Absorbance is a measurement used extensively in chemistry and biology to quantify how much light a sample takes in. This technique is applied through a method called spectrophotometry, where a beam of light at a specific wavelength is passed through a liquid sample. The primary purpose of measuring absorbance is to determine the concentration of a light-absorbing substance, or solute, within a solution.
Defining Absorbance
Absorbance, denoted by the symbol $A$, is a measure of the quantity of light that is absorbed by a sample as the light beam passes through it. It describes the optical property of a material to impede the transmission of radiant energy. The measurement is an inverse relationship to transmittance, which is the fraction of the original light intensity that successfully passes through the sample.
Transmittance ($T$) is mathematically defined as the intensity of the light emerging from the sample ($I$) divided by the intensity of the light entering the sample ($I_0$). Absorbance is then calculated by taking the negative logarithm of the transmittance, expressed as $A = -\log_{10}(T)$. This logarithmic relationship means that a small change in transmittance at low values corresponds to a much larger change in absorbance.
The Dimensionless Nature of Absorbance
Absorbance is a quantity that does not have a true physical unit because of its definition as a ratio’s logarithm. It is calculated from the ratio of the incident light intensity ($I_0$) to the transmitted light intensity ($I$), which are both measured in the same units. Since the units of $I_0$ and $I$ cancel out in the division, the resulting ratio is unitless. The logarithm of a unitless ratio, by mathematical definition, also results in a dimensionless number.
Despite this fundamental lack of a physical unit, results are sometimes informally reported using the term “Absorbance Units” (AU) or “Optical Density” (OD) in laboratory reports and scientific literature. These terms are not recognized by international standards as true physical units, but rather serve as convenient placeholders to denote that the value is an absorbance measurement. The International Union of Pure and Applied Chemistry (IUPAC) advises against using the term “Optical Density” when referring to absorbance.

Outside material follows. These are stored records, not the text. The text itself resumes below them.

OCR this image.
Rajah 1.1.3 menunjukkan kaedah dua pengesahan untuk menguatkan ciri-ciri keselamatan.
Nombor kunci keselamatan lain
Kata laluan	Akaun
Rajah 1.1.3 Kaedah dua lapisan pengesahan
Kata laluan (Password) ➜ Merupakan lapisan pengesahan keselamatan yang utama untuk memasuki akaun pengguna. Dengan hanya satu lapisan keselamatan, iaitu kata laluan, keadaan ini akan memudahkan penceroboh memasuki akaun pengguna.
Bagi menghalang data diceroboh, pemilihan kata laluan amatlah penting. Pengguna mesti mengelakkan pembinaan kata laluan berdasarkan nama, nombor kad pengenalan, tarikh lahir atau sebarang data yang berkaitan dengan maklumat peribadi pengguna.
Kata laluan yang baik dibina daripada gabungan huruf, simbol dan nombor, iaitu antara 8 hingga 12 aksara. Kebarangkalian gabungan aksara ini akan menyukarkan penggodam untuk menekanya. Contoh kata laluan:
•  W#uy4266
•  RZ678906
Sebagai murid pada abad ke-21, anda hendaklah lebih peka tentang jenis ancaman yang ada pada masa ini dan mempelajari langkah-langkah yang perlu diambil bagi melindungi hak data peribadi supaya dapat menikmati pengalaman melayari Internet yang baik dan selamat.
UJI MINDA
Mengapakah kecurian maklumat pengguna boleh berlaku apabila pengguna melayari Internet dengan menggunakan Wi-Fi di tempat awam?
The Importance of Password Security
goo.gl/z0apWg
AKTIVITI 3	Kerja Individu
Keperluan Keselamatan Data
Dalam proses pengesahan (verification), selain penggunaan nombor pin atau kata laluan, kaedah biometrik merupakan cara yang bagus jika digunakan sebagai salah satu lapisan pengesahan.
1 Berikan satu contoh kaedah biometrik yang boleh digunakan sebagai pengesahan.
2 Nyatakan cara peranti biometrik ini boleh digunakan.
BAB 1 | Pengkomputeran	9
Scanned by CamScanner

Calculating Absorbance (The Beer-Lambert Law)
The mathematical relationship used to calculate absorbance in practical applications is known as the Beer-Lambert Law, which is expressed as $A = \epsilon cl$. This law establishes a linear relationship between the measured absorbance and three specific properties of the sample and the light path.
The variables on the right side of the equation represent the physical parameters that determine the absorbance value. The variable $c$ is the concentration of the light-absorbing substance, typically measured in moles per liter ($M$ or $mol \cdot L^{-1}$). The variable $l$ is the path length, which is the distance the light travels through the sample, usually determined by the width of the cuvette and typically measured in centimeters ($cm$).
The final component, $\epsilon$, is the molar absorptivity coefficient, also often called the molar extinction coefficient. This coefficient is unique to each substance at a specific wavelength and temperature, representing how strongly the substance absorbs light. Because the final value $A$ must be unitless, the units of $\epsilon$ must precisely cancel out the product of concentration ($c$) and path length ($l$). This means the molar absorptivity coefficient is generally expressed in the compound unit of liters per mole per centimeter ($L \cdot mol^{-1} \cdot cm^{-1}$). Multiplying $L \cdot mol^{-1} \cdot cm^{-1}$ by $mol \cdot L^{-1}$ and $cm$ results in a completely unitless product, validating the dimensionless nature of the calculated absorbance.